Abstracts

A CASE OF NON-HERPETIC ACUTE LIMBIC ENCEPHALITIS WITH SEVERE PSYCHIATRIC SYMPTOMS

Abstract number : 3.151
Submission category : 4. Clinical Epilepsy
Year : 2010
Submission ID : 13163
Source : www.aesnet.org
Presentation date : 12/3/2010 12:00:00 AM
Published date : Dec 2, 2010, 06:00 AM

Authors :
Miho Fukuda, Y. Takahashi and H. Yamamoto

Rationale: Non-herpetic acute limbic encephalitis (NHALE) is a cause-unknown, inflammatory disease entity that affects the limbic system restrictedly. We report here a case of NHALE with transient severe mental disorder. Although the patient had severe psychiatric symptoms, he could recover with mild intelligence retardation. Methods: A fourteen-year old boy developed a complaint of right-upper-limb paralyses, dysarthria and headache. These symptoms improved within several hours.

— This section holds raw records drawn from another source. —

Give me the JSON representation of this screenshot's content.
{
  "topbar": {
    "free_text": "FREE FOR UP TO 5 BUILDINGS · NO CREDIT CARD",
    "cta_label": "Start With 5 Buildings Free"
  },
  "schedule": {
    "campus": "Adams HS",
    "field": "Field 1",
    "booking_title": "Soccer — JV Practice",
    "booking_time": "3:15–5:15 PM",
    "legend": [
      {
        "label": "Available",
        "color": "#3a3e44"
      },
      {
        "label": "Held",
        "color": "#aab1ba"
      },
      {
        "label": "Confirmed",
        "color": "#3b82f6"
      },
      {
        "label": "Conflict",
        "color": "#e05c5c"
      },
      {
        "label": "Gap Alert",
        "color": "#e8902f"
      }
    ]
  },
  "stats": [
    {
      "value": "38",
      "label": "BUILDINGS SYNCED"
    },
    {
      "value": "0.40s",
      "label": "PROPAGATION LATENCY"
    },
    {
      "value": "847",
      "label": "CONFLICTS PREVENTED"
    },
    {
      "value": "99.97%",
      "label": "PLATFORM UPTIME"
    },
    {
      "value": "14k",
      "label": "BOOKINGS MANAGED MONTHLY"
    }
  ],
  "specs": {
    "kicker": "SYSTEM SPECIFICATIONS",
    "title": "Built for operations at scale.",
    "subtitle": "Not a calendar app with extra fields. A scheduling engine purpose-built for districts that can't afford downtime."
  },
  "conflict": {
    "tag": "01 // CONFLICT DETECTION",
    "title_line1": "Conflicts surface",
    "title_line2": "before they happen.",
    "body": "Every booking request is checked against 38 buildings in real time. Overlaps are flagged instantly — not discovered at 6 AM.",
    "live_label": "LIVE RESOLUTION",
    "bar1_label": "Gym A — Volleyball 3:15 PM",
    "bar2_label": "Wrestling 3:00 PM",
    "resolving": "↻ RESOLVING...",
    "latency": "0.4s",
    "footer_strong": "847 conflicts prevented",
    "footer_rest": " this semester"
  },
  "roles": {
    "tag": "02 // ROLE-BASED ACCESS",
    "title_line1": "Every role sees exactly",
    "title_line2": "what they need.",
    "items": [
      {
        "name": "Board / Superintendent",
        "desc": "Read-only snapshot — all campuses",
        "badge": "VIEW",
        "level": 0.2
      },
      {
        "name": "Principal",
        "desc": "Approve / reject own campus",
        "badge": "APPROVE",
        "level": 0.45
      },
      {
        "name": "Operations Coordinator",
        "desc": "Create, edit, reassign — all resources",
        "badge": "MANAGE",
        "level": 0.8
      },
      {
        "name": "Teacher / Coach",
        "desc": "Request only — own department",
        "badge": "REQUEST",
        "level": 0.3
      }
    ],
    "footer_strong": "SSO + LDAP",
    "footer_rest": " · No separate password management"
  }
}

However, psychiatric symptoms such as anxiety and fretfulness, and fever were developed. Brain magnetic resonance (MRI) showed a hyperintensity lesion in the left parahippocampal gyrus on fluid-attenuated inversion recovery (FLAIR) images. EEG showed high-voltage slow wave in bilateral frontal pole. Analysis of the cerebrospinal fluid (CSF) showed slight increase of leukocyte count. An anti-GluRdelta2 IgM antibody was positive in blood. We diagnosed him NHALE. Results: He was administered acyclovir (10mg/kg/day), steroid pulse therapy (500mg/kg/day, 3 days), followed by high dose gamma globulin therapy (0.4g/kg/day, 5 days). After that his fever mildly decreased. As his psychiatric symptoms (character disorder, visual and auditory hallucination) were getting worse, he needed to be sedated. He transferred to our hospital because he needed to be hospitalized in the psychiatric ward. He was treated with high dose gamma globulin therapy (0.4g/kg/day, 5 days) followed by steroid pulse therapy (1000mg/kg/day, 3 days). Afterwards, his psychiatric symptoms improved mildly. After he was discharged, he was with mild intelligence retardation as an aftereffect, and yet he was able to pass the entrance examination for high school. Conclusions: We treated a patient with NHALE. He recovered from severe psychiatric symptoms within 2 months. We report this case with a few similar cases in the past literatures.